Innovativ, vernetzt und effizient
Auf dem 2. DEKRA Zukunftskongress Nutzfahrzeuge haben Experten und Praktiker rund um das Nutzfahrzeug diskutiert.
2. DEKRA Zukunftskongress Nutzfahrzeuge
9. Nov. 2017
Auf dem 2. DEKRA Zukunftskongress Nutzfahrzeuge am 7. und 8. November 2017 in Berlin haben Experten und Praktiker aus Politik, Industrie und Forschung die Potenziale innovativer Technologien rund um das Nutzfahrzeug diskutiert. Im Fokus der Vorträge und Podiumsgespräche standen Themen wie Fahrzeugsicherheit, automatisiertes Fahren, intelligente Vernetzung, Platooning, Kraftstoffeinsparung, Schadstoffemissionen und alternative Antriebe sowie die neuesten Vorschriften zu Maßen und Gewichten von Nutzfahrzeugen.

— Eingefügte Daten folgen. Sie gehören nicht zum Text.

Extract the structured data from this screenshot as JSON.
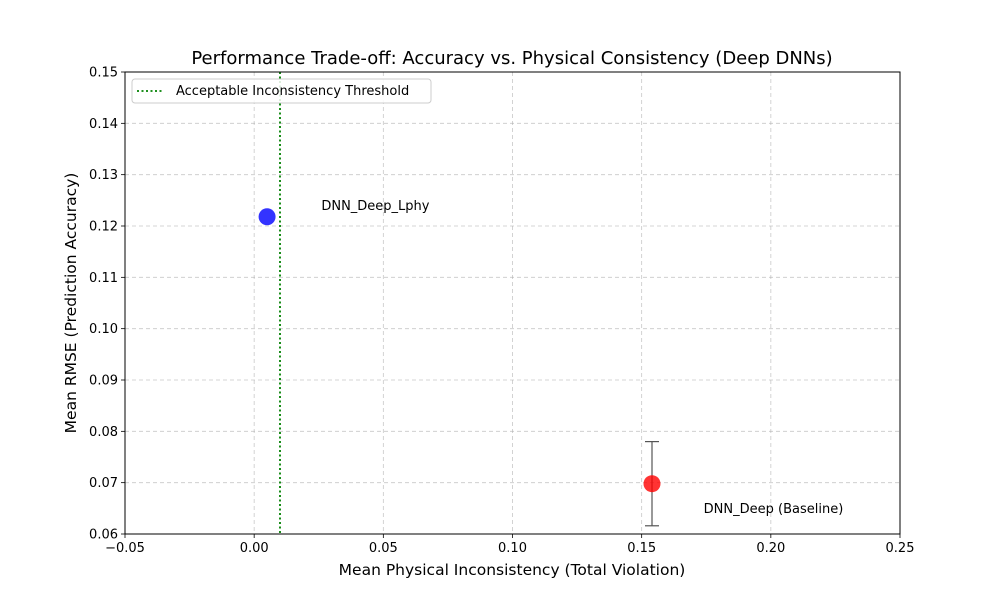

Bis zum Jahr 2040 wird nach Angaben des jüngsten World Transport Reports der Prognos AG die Güterverkehrsleistung allein in Deutschland um 25 Prozent von rund 640 auf dann fast 860 Milliarden Tonnenkilometer steigen – der mit Abstand wichtigste Verkehrsträger bleibt auch dann noch der Straßengüterverkehr. Damit verbunden sind zahlreiche Herausforderungen für die Nutzfahrzeughersteller und die Zulieferindustrie sowie die gesamte Transport- und Logistikbranche ebenso wie für Politik und Wissenschaft unter anderem in Bezug auf Effizienz, Klima, Umwelt und Verkehrssicherheit. Wo in diesen Punkten größter Handlungsbedarf für eine nachhaltige Optimierung besteht, diskutierten namhafte Referenten beim 2. DEKRA Zukunftskongress Nutzfahrzeuge in Berlin.
Zukunft der Logistik
Seitens der Politik verwies Norbert Barthle MdB auf das große Potenzial beim automatisierten und vernetzten Fahren. „Natürlich sind in erster Linie die Unternehmen gefragt, die Chancen der neuen Technologie zu ergreifen und neue Geschäftsmodelle zu entwickeln“, so der Parlamentarische Staatssekretär. Aber die richtigen Rahmenbedingungen seien mindestens ebenso wichtig, weswegen das Bundesministerium für Verkehr und digitale Infrastruktur mit dem weltweit innovativsten Straßenverkehrsrecht für einen verlässlichen Rechtsrahmen für hoch- und vollautomatisierte Fahrfunktionen gesorgt habe. Im Wandel befinde man sich ebenso bei den Antrieben – im Hinblick auf die zunehmende Elektrifizierung des Verkehrs habe der Bund in den vergangenen Jahren bereits rund 4,7 Milliarden Euro in die Förderung der Elektromobilität mit Batterie und Brennstoffzelle investiert. Potenzial haben nach Ansicht von Barthle aber auch die erdgasbasierten Antriebe CNG und LNG oder synthetische Kraftstoffe. Ein klares Statement gab er außerdem in Richtung Verbrennermotoren ab: „Benziner und Diesel werden wir in den kommenden Jahrzehnten dringend brauchen.“
Unbestritten ist, dass der weiteren Reduzierung des Kraftstoffverbrauchs sowie der CO2-Emissionen in Zukunft eine zentrale Bedeutung zukommt. „Schwere Nutzfahrzeuge müssen einen gewichtigen Beitrag zu den CO2-Reduktionszielen der EU im Jahr 2030 leisten“, forderte Nikolaus Steininger, Policy Officer in der Generaldirektion Climate Action innerhalb der EU-Kommission, bezüglich der geplanten systematische Erfassung der CO2-Emissionen. Grundlage hierfür ist das von der EU-Kommission in enger Zusammenarbeit mit Industrie und Wissenschaft entwickelte Simulationsprogramm VECTO (Vehicle Energy Consumption Calculation Tool). „Dadurch erhöht sich die Transparenz, gleichzeitig lassen sich damit marktgetriebene Minderungspotenziale besser ausschöpfen“, ist Steininger überzeugt. Da dies aber nicht ausreichen werde, beabsichtige die EU-Kommission, bis Mitte 2018 CO2-Standards vorzuschlagen.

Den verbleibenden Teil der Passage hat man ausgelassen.